The consortium will be made up of Danish biotech and chemical engineering companies Novozymes and Topsoe, who will collaborate with Washington University in St. Louis in the US and the Novo Nordisk Foundation CO2 Research Center (CORC) at Aarhus University in Denmark.

“By utilising CO2 for food production without involving agricultural land use, this ambitious consortium addresses two of our biggest global challenges: supplying nutritious food to a growing world population and mitigation of climate change”, Mads Krogsgaard Thomsen, CEO of the Novo Nordisk Foundation, said in a statement. “This has the potential to be the first step towards a novel bioeconomy providing a more sustainable, safe and stable food production, reducing the strain on nature’s resources in multiple ways”.

Working together, the companies and researchers will use biological and electrochemical technologies to turn CO2 into acetate. The acetate will be used instead of sugar during the fermentation process to help create proteins. The consortium says this will free up agricultural areas normally used for producing sugar.

“The possibility to engineer biology to efficiently produce protein for human nutrition from simple raw materials has been around for some time. With this programme, there is a possibility to develop a completely climate-neutral way of transforming CO2 into protein without the use of land, water, and fertilizer. I am excited and proud that we can contribute with technology and knowhow that makes this transformation possible – it holds tremendous potential for having biosolutions solve major world problems,” said Claus Crone Fuglsang, Chief Science Officer in Novozymes.

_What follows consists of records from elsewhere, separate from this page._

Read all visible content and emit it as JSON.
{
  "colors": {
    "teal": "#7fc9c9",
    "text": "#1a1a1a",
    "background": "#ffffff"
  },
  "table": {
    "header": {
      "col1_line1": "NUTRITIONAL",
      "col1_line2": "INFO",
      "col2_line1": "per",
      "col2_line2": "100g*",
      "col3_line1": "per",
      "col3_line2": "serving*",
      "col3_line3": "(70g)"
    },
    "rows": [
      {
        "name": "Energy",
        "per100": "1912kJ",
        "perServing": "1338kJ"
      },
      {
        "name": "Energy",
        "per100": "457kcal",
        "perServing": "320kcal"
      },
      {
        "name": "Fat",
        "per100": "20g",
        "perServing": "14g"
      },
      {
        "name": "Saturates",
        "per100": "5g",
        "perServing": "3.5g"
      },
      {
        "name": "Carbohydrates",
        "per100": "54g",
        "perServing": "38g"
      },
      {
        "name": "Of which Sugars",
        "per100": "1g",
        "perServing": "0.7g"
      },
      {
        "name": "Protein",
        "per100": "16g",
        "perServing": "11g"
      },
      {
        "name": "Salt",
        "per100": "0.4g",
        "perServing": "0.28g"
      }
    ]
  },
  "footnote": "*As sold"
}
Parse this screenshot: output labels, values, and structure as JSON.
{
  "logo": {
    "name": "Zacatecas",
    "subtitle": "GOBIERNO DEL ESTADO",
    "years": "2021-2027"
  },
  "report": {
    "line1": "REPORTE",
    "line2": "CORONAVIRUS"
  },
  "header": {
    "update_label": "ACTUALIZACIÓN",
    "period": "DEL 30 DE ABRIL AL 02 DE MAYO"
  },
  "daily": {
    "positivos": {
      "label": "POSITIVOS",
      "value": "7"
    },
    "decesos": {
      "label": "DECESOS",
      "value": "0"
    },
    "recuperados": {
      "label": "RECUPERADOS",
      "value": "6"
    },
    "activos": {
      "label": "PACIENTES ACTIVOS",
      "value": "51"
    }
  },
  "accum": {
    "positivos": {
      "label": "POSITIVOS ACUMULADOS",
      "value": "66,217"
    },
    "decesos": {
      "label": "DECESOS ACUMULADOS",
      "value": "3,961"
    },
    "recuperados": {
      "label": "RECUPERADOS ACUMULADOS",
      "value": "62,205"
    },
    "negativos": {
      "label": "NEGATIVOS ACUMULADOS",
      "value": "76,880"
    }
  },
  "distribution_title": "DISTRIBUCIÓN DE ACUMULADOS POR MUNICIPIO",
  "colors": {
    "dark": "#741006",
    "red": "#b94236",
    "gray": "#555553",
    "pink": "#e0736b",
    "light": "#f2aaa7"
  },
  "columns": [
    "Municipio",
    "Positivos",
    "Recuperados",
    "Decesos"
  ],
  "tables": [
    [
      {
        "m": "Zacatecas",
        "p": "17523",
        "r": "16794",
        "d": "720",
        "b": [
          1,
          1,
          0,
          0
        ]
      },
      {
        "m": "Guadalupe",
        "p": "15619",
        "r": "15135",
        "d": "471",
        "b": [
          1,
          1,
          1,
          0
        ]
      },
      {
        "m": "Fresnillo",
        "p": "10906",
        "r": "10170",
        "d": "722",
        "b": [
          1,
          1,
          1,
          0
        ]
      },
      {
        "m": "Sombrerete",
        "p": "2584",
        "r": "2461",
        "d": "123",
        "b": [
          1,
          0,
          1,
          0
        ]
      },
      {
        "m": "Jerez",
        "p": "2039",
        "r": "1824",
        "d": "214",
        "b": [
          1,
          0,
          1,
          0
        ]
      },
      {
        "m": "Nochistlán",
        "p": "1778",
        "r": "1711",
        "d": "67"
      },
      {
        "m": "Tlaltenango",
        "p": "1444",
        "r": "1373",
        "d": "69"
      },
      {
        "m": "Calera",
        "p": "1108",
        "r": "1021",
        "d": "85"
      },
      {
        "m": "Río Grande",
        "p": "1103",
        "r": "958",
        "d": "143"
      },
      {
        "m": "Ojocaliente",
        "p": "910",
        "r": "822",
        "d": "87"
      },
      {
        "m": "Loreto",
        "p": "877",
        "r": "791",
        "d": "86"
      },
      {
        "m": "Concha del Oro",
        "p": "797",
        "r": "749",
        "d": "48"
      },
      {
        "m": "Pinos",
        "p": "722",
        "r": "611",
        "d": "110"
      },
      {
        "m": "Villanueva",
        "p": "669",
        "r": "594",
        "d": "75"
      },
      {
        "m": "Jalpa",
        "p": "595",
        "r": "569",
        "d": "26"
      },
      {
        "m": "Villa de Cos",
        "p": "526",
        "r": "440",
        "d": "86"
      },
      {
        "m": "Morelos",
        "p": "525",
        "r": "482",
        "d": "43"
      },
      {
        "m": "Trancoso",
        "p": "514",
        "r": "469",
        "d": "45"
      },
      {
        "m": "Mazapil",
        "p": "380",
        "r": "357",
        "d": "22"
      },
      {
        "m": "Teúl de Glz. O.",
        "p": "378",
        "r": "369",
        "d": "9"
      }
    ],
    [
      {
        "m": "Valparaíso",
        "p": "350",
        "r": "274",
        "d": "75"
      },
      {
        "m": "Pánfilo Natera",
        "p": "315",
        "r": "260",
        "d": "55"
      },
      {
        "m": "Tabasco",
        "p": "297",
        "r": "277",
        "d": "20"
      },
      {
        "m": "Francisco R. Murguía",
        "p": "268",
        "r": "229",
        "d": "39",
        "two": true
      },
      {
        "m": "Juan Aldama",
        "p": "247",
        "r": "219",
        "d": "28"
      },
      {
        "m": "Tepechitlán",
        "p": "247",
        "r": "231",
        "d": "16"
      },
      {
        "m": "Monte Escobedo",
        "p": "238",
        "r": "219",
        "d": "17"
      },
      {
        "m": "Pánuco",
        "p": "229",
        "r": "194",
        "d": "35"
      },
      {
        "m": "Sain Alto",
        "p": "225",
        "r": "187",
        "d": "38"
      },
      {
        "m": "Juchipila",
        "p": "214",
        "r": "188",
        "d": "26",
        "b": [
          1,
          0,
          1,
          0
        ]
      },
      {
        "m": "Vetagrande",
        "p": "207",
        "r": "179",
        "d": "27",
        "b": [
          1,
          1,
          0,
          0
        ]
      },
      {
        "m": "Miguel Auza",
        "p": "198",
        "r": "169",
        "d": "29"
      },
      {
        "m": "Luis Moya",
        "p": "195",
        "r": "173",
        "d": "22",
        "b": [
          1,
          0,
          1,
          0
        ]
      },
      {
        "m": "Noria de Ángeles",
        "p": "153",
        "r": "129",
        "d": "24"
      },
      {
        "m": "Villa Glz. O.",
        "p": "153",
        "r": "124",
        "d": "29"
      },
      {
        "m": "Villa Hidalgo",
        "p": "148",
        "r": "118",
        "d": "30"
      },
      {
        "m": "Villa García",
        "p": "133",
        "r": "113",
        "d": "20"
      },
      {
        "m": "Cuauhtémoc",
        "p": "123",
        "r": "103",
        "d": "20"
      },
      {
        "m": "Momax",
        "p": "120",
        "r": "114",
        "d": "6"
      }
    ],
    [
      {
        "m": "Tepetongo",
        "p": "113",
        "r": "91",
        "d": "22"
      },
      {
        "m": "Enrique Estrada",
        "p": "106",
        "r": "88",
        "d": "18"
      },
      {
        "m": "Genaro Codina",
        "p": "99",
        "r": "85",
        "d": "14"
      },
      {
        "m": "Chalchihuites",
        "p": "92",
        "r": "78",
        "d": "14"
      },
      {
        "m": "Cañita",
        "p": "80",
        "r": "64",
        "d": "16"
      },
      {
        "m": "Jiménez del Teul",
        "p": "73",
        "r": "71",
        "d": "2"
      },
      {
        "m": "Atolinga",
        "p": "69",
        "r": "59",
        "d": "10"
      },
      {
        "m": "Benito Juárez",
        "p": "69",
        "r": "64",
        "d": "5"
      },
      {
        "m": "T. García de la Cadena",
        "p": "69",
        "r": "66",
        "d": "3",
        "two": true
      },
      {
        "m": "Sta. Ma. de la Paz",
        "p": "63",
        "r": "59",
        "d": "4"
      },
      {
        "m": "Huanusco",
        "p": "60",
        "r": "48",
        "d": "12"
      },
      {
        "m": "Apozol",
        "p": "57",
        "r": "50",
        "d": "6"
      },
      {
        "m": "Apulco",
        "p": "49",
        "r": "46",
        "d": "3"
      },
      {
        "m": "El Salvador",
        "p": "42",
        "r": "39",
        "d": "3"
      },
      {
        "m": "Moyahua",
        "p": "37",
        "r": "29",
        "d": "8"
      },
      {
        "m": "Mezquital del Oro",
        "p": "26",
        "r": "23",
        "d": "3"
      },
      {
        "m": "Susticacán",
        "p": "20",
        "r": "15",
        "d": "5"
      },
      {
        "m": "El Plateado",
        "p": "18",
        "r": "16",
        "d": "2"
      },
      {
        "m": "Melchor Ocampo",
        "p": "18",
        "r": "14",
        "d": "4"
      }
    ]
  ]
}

The project’s goal is to eventually circulate its technologies around the world, making them accessible to countries with low food security – which both foundations say will be ensured by global access agreements with the consortium partners.

“The technologies offer a big potential to provide food security globally, especially in low- and middle- income countries. It is therefore very important that the technologies can be implemented in areas of the world where they can benefit the most at a fair cost. This is ensured with the setup of this consortium,” added Mads Krogsgaard Thomsen.

Several companies are already creating innovative sustainable proteins using CO2. In 2022, Finland’s Solar Foods received novel food approval from Singapore for its protein ingredient made from carbon dioxide and hydrogen – Solein. The company also held its first tasting for the product in the country earlier this year.